The Link Between Oral Health and Overall Health
Oral health is an integral part of every human body's holistic health and well-being. Unsurprisingly, our mouths are the entry point to most things that go into our bodies. The mouth is also the first part of the digestive system and respiratory systems of our body. Oral health encompasses the condition of our mouth, gums, teeth, and orofacial structures, which enable us to perform different important bodily functions like eating, speaking, and breathing.
Besides biological functions, oral health also contributes to the betterment of psychosocial dimensions such as self-confidence and the ability to socialize and work without pain or embarrassment. An example of this would be low self-confidence experienced by someone who has braces or visible cavities or yellow teeth, which may affect their ability to speak with confidence. Even bad mouth odor can contribute to low self-confidence. Therefore, oral health does not only affect our internal bodily function but also our external well-being.
Any imbalance in oral health contributes to oral diseases and other uncomfortable conditions such as tooth loss, periodontal disease, oral cancer, dental trauma, cleft lip, or any other such birth defects. According to the WHO, oral diseases are one of the most common non-communicable diseases in the world, affecting around 3.5 billion people around the world. It is important to understand the connection between oral health and overall health so that you can avoid oral diseases and ensure that your oral health does not contribute to any other diseases or bodily discomfort.
What is a healthy mouth?
Your mouth starts with your lips and ends at your throat. A healthy mouth entails having moist tissues which are free from any pain or odor. The gums are not supposed to be red and swollen and should not bleed when your brush your teeth or floss. A healthy mouth will also not have any teeth decay or cavities, nor should there be any lumps, ulcers, or unusual coloring anywhere in the mouth. A healthy mouth means that it does not hurt when your chew or brush your teeth.
Oral Health and Nutrition
A fully functional, disease-free human body requires eating a healthy diet rich in nutrients like vitamins, minerals, and protein. Often, any kind of oral health issue, like dental pain, ulcers, or dental cavities, can adversely affect the eating habits of a person. If you experience any such issues, you will know that such oral health issues limit your ability to eat certain kinds of foods which might be rich in essential nutrients. Further, oral diseases may also lead to people eating fewer meals, which further inhibits the intake of adequate amounts of nutrients in the body. Due to this, oral health issues can result in malnutrition. It is important to ensure you have good oral health because nutrient absorption begins in your mouth, and if you suffer from any deficiencies or other imbalances which may contribute to inflammation, bad oral health could potentially lead to chronic inflammation and, consequently, other diseases.
The connection between Oral Health and Alzheimer's
Alzheimer's is a serious neurological disease that affects 1 in 10 adults above the age of 65. It results in memory loss, dementia, and the loss of the ability to function independently. A study done by doctors and researchers at the University of Illinois Chicago College of Dentistry found that the mice that were exposed to gum diseases suffered from neuroinflammation, neurodegeneration, and senile plaque formation, which were similar to Alzheimer's diseases in human beings. The research suggests that chronic oral bacterial infection may be a risk factor for the sporadic form of Alzheimer's disease.
Oral Health and General Health
Oral affects many basic human functions like speaking and smiling. If our oral health is not good, we may experience low self-confidence. It can further be detrimental to a person's idea of self-image and their sense of holistic well-being. Our oral cavity, or the entirety of our mouth, involves numerous other parts like gums, tissues, and nerves. They allow us to speak, taste, swallow, sigh, chew, or even cry out in pain or laugh out in joy. It is integral to our body and our overall well-being.
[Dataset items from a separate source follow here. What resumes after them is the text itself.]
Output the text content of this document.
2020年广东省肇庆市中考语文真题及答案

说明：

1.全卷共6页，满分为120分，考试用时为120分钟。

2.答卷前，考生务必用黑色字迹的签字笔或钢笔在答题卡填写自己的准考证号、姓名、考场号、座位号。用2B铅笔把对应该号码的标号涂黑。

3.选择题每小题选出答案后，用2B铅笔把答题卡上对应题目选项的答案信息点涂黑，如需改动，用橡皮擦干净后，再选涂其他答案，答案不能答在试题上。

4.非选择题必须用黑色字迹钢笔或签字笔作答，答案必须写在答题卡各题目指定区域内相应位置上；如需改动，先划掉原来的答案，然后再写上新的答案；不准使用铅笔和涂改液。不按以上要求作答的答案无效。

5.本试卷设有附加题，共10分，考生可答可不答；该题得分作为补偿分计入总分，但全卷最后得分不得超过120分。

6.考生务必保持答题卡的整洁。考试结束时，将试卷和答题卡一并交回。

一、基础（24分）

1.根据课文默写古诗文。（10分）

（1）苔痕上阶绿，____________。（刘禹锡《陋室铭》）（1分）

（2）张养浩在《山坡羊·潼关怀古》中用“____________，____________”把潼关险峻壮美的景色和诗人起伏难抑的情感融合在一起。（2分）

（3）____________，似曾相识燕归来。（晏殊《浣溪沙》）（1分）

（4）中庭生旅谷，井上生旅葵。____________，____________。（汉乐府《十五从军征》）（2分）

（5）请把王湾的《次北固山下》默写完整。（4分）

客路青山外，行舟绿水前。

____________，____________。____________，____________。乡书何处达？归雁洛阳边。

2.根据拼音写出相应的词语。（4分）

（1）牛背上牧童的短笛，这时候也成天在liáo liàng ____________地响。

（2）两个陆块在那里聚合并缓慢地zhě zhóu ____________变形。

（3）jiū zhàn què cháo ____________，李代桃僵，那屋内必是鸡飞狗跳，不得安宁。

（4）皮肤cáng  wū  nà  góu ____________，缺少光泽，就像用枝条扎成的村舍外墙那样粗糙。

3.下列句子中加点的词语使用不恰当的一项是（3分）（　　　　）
Although unclear, periodontal diseases are also a risk factor for many other problems like the onset of diabetes, issues around pregnancy, and myocardial refraction. This is why oral health is also seen as a source of early detection of other medical issues. For instance, saliva is used to assess hormones, environmental toxins, antibodies, and the effect of certain medications. Thus, the connection between oral health and our general health cannot be ignored. It is necessary to pay attention to your oral health and ensure that your lifestyle involves practices that contribute positively to your oral health and, consequently, your overall well-being.
Oral health is one of the leading indicators of your general health. If your oral health is good, you can prevent malnutrition, diseases such as Alzheimer's, obesity, pre-diabetes, or other such chronic diseases, as bad oral health is a risk factor for the same. That is why it is very important to get teeth cleaning service from your dentist every once in a while. Most oral health issues, such as tooth decay, ulcers, or other periodontal diseases, are preventable. While genetics also play a role, poor lifestyle choices such as smoking, eating processed foods, and practicing poor oral hygiene are all factors that contribute to oral diseases. Therefore, if you want to be healthy and ensure that your oral health does not cause any illnesses or discomfort in your life, the first step to take would be to practice good oral hygiene and treat any oral health issues that might be adversely affecting your general health.